Written By: Tate Hunter | Last Updated: July 09, 2026
Time to Read 14 Minutes
I've been skateboarding since I was about 6 years old, so this one's a fun topic for me. It's also one most people get wrong. Skateboards are about the last thing anyone pictures when they think about environmental compliance, hazardous waste, or air permits. But once you break down everything that goes into a complete board, from a pressed maple deck to cast metal trucks to poured urethane wheels and a pack of steel bearings, the question of "which environmental rules apply here" gets a lot more interesting.
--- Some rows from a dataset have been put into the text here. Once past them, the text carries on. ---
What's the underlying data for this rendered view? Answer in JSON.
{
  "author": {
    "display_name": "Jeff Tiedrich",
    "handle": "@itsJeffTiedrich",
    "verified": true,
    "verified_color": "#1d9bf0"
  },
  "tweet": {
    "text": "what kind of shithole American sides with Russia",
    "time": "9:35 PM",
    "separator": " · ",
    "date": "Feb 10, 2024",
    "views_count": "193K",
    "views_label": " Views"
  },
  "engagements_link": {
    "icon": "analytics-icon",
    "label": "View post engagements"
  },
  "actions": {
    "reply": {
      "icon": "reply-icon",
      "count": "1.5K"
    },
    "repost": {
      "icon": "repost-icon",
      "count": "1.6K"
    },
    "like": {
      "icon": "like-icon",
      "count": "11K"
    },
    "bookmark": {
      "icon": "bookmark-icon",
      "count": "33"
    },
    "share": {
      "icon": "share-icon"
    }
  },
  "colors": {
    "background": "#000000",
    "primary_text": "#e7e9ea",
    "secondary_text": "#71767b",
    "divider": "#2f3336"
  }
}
Here at RMA, we work with manufacturers across all kinds of industries, from concrete and aggregates to food and beverage to data centers and general industrial operations. Skateboard manufacturing might look nothing like those on the surface, but it's manufacturing at its core, which means it runs into the same environmental rules we help facilities sort through all the time. Below we'll walk through the major regulatory areas one at a time and, for each one, show where the different component makers tend to get pulled in. If any of it sounds like your operation, reach out to RMA and we'll help you figure out exactly what applies.
TL;DR
Yes, skateboard manufacturers can absolutely be subject to environmental regulations, and it's a mistake to assume any one rule only hits one type of facility. Hazardous waste, air, stormwater, wastewater, Tier II and TRI chemical reporting, oil storage, and universal waste rules can each apply to deck makers, truck casters, wheel and bushing pourers, bearing shops, and hardware makers, just for different reasons. These are US rules, so they apply to facilities physically located here, which means a fair amount of skate manufacturing (decks and wheels especially) is squarely in scope while overseas production answers to other countries' rules. If you make any part of a board in the US, there's a good chance at least a few of these apply to you.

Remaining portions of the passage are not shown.